Но однажды до него дошло, что наука, о которой говорит Обнорский, делающая все для человека, вроде как стремится подменить собой человека. "Можно многое знать и ничего не уметь. Человек велик не столько знаниями, сколько умением все делать" — вот смысл антитезы, сформулированной Ермаковым. Антитезы, о которой он никому не говорил, чтобы не вызвать очередного каскада насмешек. Ему казалось странным и ненужным добывание эмоций из ничего и ни для чего, как это делали эстеты. "Для землян, — не раз слышал он утверждения, — для всей космической культуры", но Ермакову не верилось, что отвлеченно-эстетические упражнения на далекой планете могут кому-то понадобиться на Земле. Тут, по мнению Ермакова, был какой-то самообман, заблуждение.
И еще в последнее время все чаще думалось ему о глубокой истории земной культуры, ее первоисточниках. Тысячелетия культуре предшествовал труд. Он, собственно, и был культурой. Недаром же говорили: культура земледелия, культура животноводства. Народ, умевший лучше пахать и сеять, считался народом более высокой культуры. И все, что бы ни делал человек, рисовал узоры на глиняных горшках, ткал красочные орнаменты, пел песни или создавал сложные обряды — все это было нужно для дела. Человек труда создавал культуру, и только он. А потом понятие «культура» почему-то оторвалось от труда. Появились люди, занимающиеся только культурой… Может быть, с того времени и начался трагический разрыв единой ткани жизни. Люди, занимающиеся исключительно культурой, стали навязывать людям труда свои взгляды на труд и отдых, на добро и зло, на любовь и ненависть. Простой труд, когда человек многое мог делать своими руками, обесценивался. Появилась мечта свалить его на плечи роботов. Но можно ли, нужно ли было лишать человека способности и желания быть творцом?

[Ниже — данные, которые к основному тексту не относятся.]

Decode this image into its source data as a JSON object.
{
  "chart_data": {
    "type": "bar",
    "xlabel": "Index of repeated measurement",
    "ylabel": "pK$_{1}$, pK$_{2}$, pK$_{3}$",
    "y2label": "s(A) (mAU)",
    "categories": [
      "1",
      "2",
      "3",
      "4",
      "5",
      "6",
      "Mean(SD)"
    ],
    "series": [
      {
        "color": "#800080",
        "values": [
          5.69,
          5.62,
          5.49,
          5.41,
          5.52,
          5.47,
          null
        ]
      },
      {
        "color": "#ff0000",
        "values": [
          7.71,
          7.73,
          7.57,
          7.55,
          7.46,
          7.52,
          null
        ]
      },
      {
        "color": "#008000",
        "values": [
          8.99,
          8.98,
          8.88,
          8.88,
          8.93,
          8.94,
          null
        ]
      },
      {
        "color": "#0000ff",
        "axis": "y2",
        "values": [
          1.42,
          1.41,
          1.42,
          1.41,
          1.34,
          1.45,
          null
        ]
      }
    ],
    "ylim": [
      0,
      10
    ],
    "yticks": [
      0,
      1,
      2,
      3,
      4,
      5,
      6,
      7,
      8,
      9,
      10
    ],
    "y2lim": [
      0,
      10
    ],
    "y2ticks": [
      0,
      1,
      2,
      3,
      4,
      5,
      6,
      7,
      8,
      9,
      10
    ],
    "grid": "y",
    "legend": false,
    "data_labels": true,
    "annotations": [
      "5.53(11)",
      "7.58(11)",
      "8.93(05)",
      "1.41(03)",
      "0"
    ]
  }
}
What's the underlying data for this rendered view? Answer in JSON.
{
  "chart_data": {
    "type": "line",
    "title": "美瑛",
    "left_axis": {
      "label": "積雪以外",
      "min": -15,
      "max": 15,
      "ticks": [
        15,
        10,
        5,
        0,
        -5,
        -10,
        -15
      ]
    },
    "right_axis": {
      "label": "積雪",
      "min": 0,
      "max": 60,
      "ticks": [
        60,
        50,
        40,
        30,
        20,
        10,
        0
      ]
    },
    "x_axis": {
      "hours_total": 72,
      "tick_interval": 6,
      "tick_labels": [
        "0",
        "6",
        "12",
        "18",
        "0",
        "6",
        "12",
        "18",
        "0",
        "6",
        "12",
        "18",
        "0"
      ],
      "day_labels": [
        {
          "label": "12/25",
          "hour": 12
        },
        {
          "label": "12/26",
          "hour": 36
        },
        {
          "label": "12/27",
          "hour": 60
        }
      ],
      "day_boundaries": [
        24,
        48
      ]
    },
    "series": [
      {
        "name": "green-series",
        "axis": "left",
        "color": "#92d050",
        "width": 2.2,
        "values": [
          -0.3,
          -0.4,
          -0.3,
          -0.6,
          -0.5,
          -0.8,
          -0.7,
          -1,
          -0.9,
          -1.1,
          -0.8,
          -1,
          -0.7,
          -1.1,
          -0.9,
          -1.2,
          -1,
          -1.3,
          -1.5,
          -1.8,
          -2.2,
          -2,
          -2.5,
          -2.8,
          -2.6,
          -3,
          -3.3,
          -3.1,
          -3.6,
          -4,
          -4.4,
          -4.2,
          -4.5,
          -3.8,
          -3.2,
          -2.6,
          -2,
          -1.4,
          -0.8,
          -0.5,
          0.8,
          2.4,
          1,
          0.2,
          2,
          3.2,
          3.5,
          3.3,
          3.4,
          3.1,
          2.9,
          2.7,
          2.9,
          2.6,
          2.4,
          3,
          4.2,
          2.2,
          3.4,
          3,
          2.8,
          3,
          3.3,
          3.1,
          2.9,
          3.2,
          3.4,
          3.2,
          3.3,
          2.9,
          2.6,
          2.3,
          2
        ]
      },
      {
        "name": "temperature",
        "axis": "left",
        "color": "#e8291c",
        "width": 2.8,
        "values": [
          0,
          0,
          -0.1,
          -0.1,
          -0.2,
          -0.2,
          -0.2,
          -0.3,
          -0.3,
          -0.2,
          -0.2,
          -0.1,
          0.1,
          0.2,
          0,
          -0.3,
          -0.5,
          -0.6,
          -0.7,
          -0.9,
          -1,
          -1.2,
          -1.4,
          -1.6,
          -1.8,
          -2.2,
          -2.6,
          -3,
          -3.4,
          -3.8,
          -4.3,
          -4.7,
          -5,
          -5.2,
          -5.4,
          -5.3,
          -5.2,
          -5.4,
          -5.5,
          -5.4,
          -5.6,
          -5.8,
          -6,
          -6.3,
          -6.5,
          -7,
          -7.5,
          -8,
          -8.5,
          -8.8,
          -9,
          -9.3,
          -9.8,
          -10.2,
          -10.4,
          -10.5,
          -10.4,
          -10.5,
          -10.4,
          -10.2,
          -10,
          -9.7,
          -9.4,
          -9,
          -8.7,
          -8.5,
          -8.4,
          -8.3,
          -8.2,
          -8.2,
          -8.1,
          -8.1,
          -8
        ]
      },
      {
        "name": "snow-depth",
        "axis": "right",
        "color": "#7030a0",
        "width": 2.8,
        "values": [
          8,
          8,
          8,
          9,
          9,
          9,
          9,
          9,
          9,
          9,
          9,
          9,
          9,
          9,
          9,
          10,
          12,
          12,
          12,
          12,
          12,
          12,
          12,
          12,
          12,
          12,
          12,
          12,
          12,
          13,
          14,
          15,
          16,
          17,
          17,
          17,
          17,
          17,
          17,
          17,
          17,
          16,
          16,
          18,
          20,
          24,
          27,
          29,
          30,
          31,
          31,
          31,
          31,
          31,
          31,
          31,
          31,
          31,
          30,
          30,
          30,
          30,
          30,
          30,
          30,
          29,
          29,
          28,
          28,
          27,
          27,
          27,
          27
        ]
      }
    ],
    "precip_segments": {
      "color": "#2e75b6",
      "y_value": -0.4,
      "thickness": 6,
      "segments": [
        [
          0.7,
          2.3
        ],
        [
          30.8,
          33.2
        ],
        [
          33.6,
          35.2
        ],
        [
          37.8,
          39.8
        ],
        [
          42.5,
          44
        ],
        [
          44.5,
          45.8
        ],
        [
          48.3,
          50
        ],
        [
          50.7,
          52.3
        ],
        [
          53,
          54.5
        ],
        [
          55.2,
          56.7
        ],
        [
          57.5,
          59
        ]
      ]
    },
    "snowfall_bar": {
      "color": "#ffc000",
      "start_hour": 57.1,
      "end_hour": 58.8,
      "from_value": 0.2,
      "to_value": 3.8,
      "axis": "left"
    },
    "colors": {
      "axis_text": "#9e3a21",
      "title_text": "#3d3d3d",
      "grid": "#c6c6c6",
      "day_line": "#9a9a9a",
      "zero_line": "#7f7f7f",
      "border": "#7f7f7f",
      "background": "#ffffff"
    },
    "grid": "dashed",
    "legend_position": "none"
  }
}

Вырастил хлеб — ты творец, сотворил из ничего нечто.
Сшил сапоги — ты творец, создал из ничего нечто.
Выплавил металл, создал машину — ты творец.
Создавалось из ничего что-то.
Подмену не заметили или не захотели заметить, поскольку машины к тому времени все больше заменяли человека. А когда самотворящиеся и саморазвивающиеся роботы и вовсе освободили человека от труда, искусство все больше начало превращаться в творца отвлеченностей, творить, так сказать, из ничего ничто.
Самое главное, делавшее человека человеком, дававшее ему высшую радость и удовлетворение, отдавалось роботам. Человек из творца превращался в потребителя…
Ермаков пришел к этим мыслям уже здесь, живя в Городе искусств, наблюдая, как взрослые и умные люди занимаются несерьезным, по его мнению, делом, убеждают друг друга в несуществующем. Ему не раз приходило в голову сделать что-нибудь с роботами, чтобы они хоть чуточку ограничили свою услужливость, дали возможность людям почувствовать себя способными на большее, нежели абстрактное ликование. Теперь он был доволен тем, что никому не говорил об этих своих мыслях. Иначе в случившемся обвинили бы его.
Они с Леней проговорили у костра всю ночь. Многое Ермаков понял тогда по-новому. И хоть почти не спал, был утром свеж и бодр, как бывает свеж и бодр человек, переживший высший подъем духа, от которого не устают. Утром у него был уже продуман план действий, программа спасения людей.